The end was brought about, as it happened, by another event of great importance to young Erskine, and in which Nora and her mother, as in duty bound, took a lively interest. Willy’s professional studies came to a conclusion, and the ladies went, well pleased, to witness the curious ceremonial at which he was “capped,” as it is called—the outward sign and token of his having attained the dignity of M.D. He had passed his examinations with credit, and his friends were proud. At night there was a little party of Fife folk at Heriot Row. The good people went to tea and supper, and made one substantial but light, and one still more substantial and very heavy, meal. Then the health of the young doctor was drunk with kindly enthusiasm. “Willy, take you my advice and get a wife next,” said one of the genial guests, and the suggestion was received with general applause.

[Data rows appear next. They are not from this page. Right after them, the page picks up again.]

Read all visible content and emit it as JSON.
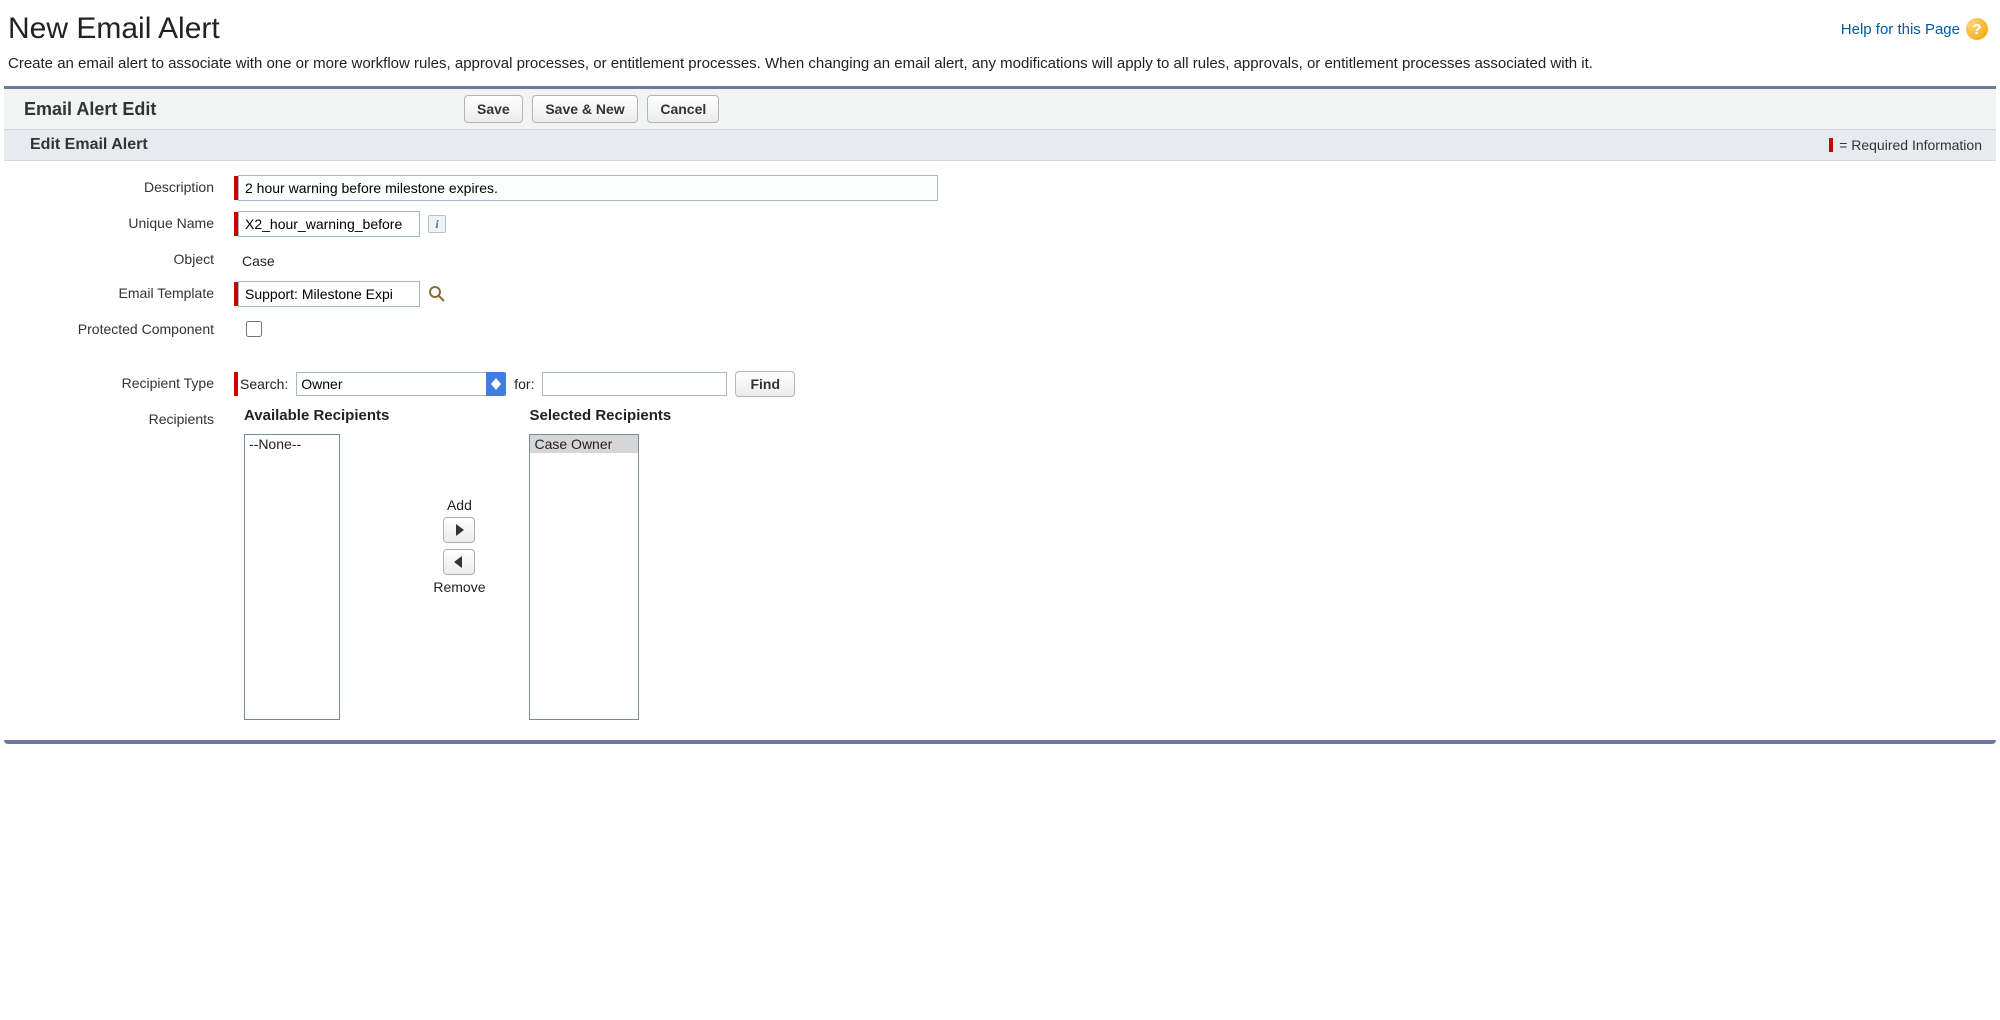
{
  "header": {
    "title": "New Email Alert",
    "help_link": "Help for this Page"
  },
  "intro": "Create an email alert to associate with one or more workflow rules, approval processes, or entitlement processes. When changing an email alert, any modifications will apply to all rules, approvals, or entitlement processes associated with it.",
  "panel": {
    "title": "Email Alert Edit",
    "buttons": {
      "save": "Save",
      "save_new": "Save & New",
      "cancel": "Cancel"
    }
  },
  "section": {
    "title": "Edit Email Alert",
    "required_legend": "= Required Information"
  },
  "form": {
    "description": {
      "label": "Description",
      "value": "2 hour warning before milestone expires."
    },
    "unique_name": {
      "label": "Unique Name",
      "value": "X2_hour_warning_before"
    },
    "object": {
      "label": "Object",
      "value": "Case"
    },
    "email_template": {
      "label": "Email Template",
      "value": "Support: Milestone Expi"
    },
    "protected_component": {
      "label": "Protected Component"
    },
    "recipient_type": {
      "label": "Recipient Type",
      "search_label": "Search:",
      "select_value": "Owner",
      "for_label": "for:",
      "for_value": "",
      "find": "Find"
    },
    "recipients": {
      "label": "Recipients",
      "available_title": "Available Recipients",
      "selected_title": "Selected Recipients",
      "available": [
        "--None--"
      ],
      "selected": [
        "Case Owner"
      ],
      "add_label": "Add",
      "remove_label": "Remove"
    }
  }
}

“A doctor without a wife is like rigging without a ship,” said another adviser. “There’s two professions that must aye have the ballast of a petticoat. As for a soldier, like your brother Sandy, he’s better without one, if he could be brought to think it; and John will be the laird, and he can take his time. But a minister and a doctor have no choice. You’ll ask us to your wedding next, if you’ll be guided by me.”

“What Captain Maitland says is very true,” said Mrs. Sinclair; “a doctor’s never well received in families till he’s a married man. You’re but young, and there’s no hurry, except for that. When I was a young woman myself, and needing doctors, not even a family connection would have led me to call in a man that was without a wife.”